Since I wrote this book for myself, I ignored all the situations and accents that were then generally thought to be necessary. The "novel of the soil" had not then come into fashion in this country. The drawing-room was considered the proper setting for a novel, and the only characters worth reading about were smart people or clever people .... O Pioneers! was not only about Nebraska farmers; the farmers were Swedes! At that time, 1912, the Swede had never appeared on the printed page in this country except in broadly humorous sketches.

Thus Cather herself knew that O Pioneers! was clearly a departure from what she had tried to do in Alexander's Bridge as well as from what others were doing in the novel genre at the time.

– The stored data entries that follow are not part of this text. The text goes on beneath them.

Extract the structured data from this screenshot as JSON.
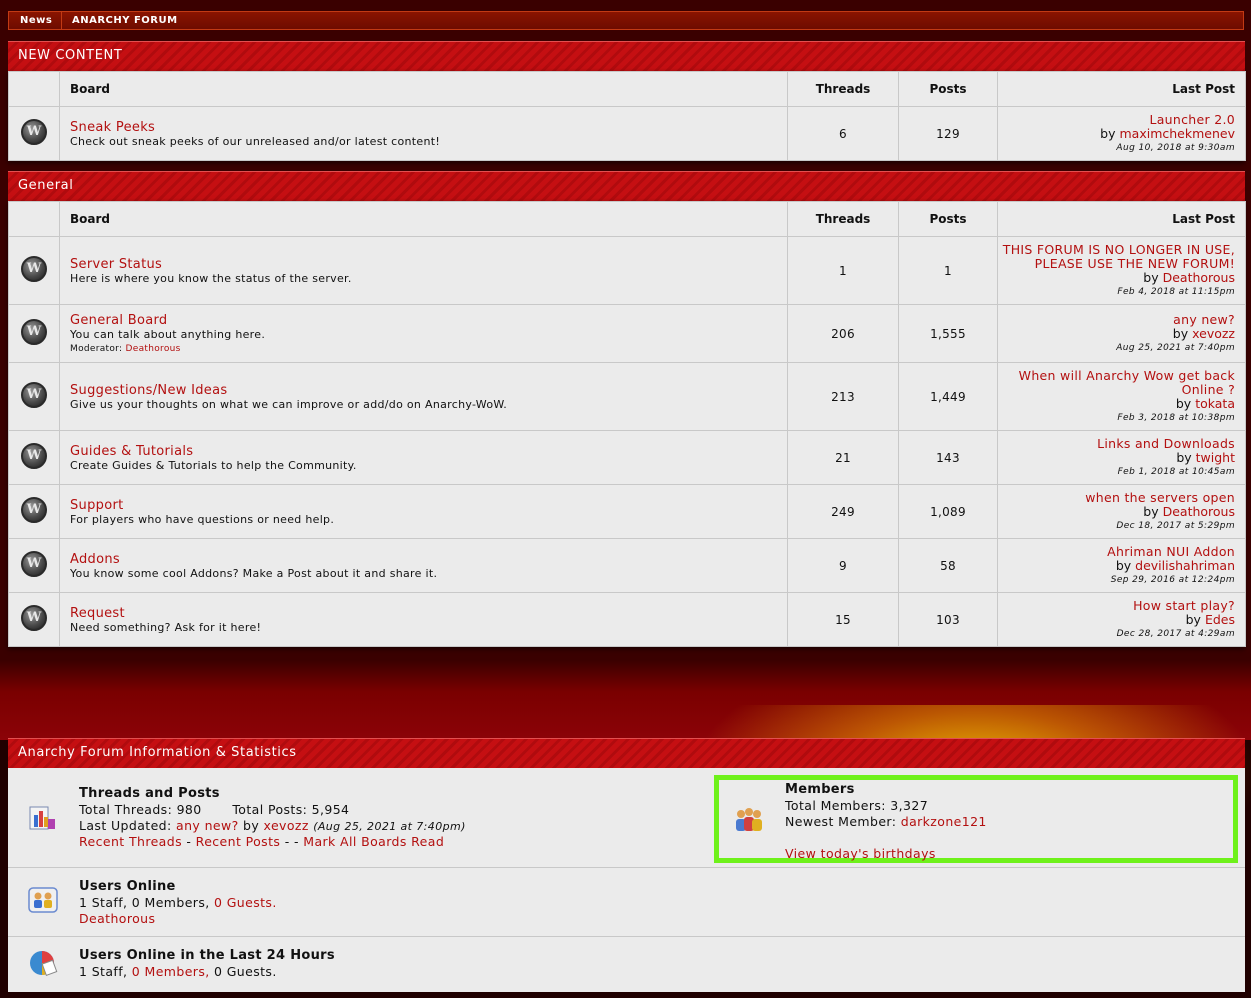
{
  "nav": {
    "items": [
      "News",
      "ANARCHY FORUM"
    ]
  },
  "columns": {
    "board": "Board",
    "threads": "Threads",
    "posts": "Posts",
    "last_post": "Last Post"
  },
  "sections": [
    {
      "title": "NEW CONTENT",
      "rows": [
        {
          "name": "Sneak Peeks",
          "desc": "Check out sneak peeks of our unreleased and/or latest content!",
          "threads": "6",
          "posts": "129",
          "last_title": "Launcher 2.0",
          "by": "by",
          "last_user": "maximchekmenev",
          "last_date": "Aug 10, 2018 at 9:30am"
        }
      ]
    },
    {
      "title": "General",
      "rows": [
        {
          "name": "Server Status",
          "desc": "Here is where you know the status of the server.",
          "threads": "1",
          "posts": "1",
          "last_title": "THIS FORUM IS NO LONGER IN USE, PLEASE USE THE NEW FORUM!",
          "by": "by",
          "last_user": "Deathorous",
          "last_date": "Feb 4, 2018 at 11:15pm"
        },
        {
          "name": "General Board",
          "desc": "You can talk about anything here.",
          "moderator_label": "Moderator:",
          "moderator": "Deathorous",
          "threads": "206",
          "posts": "1,555",
          "last_title": "any new?",
          "by": "by",
          "last_user": "xevozz",
          "last_date": "Aug 25, 2021 at 7:40pm"
        },
        {
          "name": "Suggestions/New Ideas",
          "desc": "Give us your thoughts on what we can improve or add/do on Anarchy-WoW.",
          "threads": "213",
          "posts": "1,449",
          "last_title": "When will Anarchy Wow get back Online ?",
          "by": "by",
          "last_user": "tokata",
          "last_date": "Feb 3, 2018 at 10:38pm"
        },
        {
          "name": "Guides & Tutorials",
          "desc": "Create Guides & Tutorials to help the Community.",
          "threads": "21",
          "posts": "143",
          "last_title": "Links and Downloads",
          "by": "by",
          "last_user": "twight",
          "last_date": "Feb 1, 2018 at 10:45am"
        },
        {
          "name": "Support",
          "desc": "For players who have questions or need help.",
          "threads": "249",
          "posts": "1,089",
          "last_title": "when the servers open",
          "by": "by",
          "last_user": "Deathorous",
          "last_date": "Dec 18, 2017 at 5:29pm"
        },
        {
          "name": "Addons",
          "desc": "You know some cool Addons? Make a Post about it and share it.",
          "threads": "9",
          "posts": "58",
          "last_title": "Ahriman NUI Addon",
          "by": "by",
          "last_user": "devilishahriman",
          "last_date": "Sep 29, 2016 at 12:24pm"
        },
        {
          "name": "Request",
          "desc": "Need something? Ask for it here!",
          "threads": "15",
          "posts": "103",
          "last_title": "How start play?",
          "by": "by",
          "last_user": "Edes",
          "last_date": "Dec 28, 2017 at 4:29am"
        }
      ]
    }
  ],
  "info": {
    "title": "Anarchy Forum Information & Statistics",
    "threads_posts": {
      "title": "Threads and Posts",
      "total_threads_label": "Total Threads:",
      "total_threads": "980",
      "total_posts_label": "Total Posts:",
      "total_posts": "5,954",
      "last_updated_label": "Last Updated:",
      "last_updated_link": "any new?",
      "by": "by",
      "last_updated_user": "xevozz",
      "last_updated_date": "(Aug 25, 2021 at 7:40pm)",
      "recent_threads": "Recent Threads",
      "dash1": "-",
      "recent_posts": "Recent Posts",
      "dash2": "- -",
      "mark_read": "Mark All Boards Read"
    },
    "members": {
      "title": "Members",
      "total_label": "Total Members:",
      "total": "3,327",
      "newest_label": "Newest Member:",
      "newest": "darkzone121",
      "birthdays": "View today's birthdays"
    },
    "users_online": {
      "title": "Users Online",
      "staff": "1 Staff,",
      "members": "0 Members,",
      "guests": "0 Guests.",
      "user": "Deathorous"
    },
    "online_24h": {
      "title": "Users Online in the Last 24 Hours",
      "staff": "1 Staff,",
      "members": "0 Members,",
      "guests": "0 Guests."
    }
  },
  "colors": {
    "accent_red": "#b31010",
    "header_red": "#c50f12",
    "highlight_green": "#6ef11a"
  }
}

What was "new" for Willa Cather in this novel was not its material and setting so much as its structure, which was an innovative departure from traditional form as well as content. O Pioneers! in fact comprises two major stories, not one, with Alexandra Bergson's development of the "wild land" into the settled and prosperous "neighboring fields" in the first part of the novel and the tragic love affair of Marie Shabata and Emil Bergson in the second. Such an apparent dichotomy has led some critics to disparage the novel's "inferior structure" and "unassimilated incidents." Even Cather's good friend Elizabeth Shepley Sergeant commented, upon reading the manuscript, "the only flaw I could find in O Pioneers! was that it had no sharp skeleton." Rene Rapin, in one of the earliest studies of Cather's work, calls O Pioneers! a "great book" but notes that it "lacks both unity of time and place ... and unity of treatment and subject." David Daiches some twenty years later was more explicit: "the first part of the novel seems to arise from a different impulse and to be built on different underlying rhythms than those later sections which deal with the love of Emil and Marie."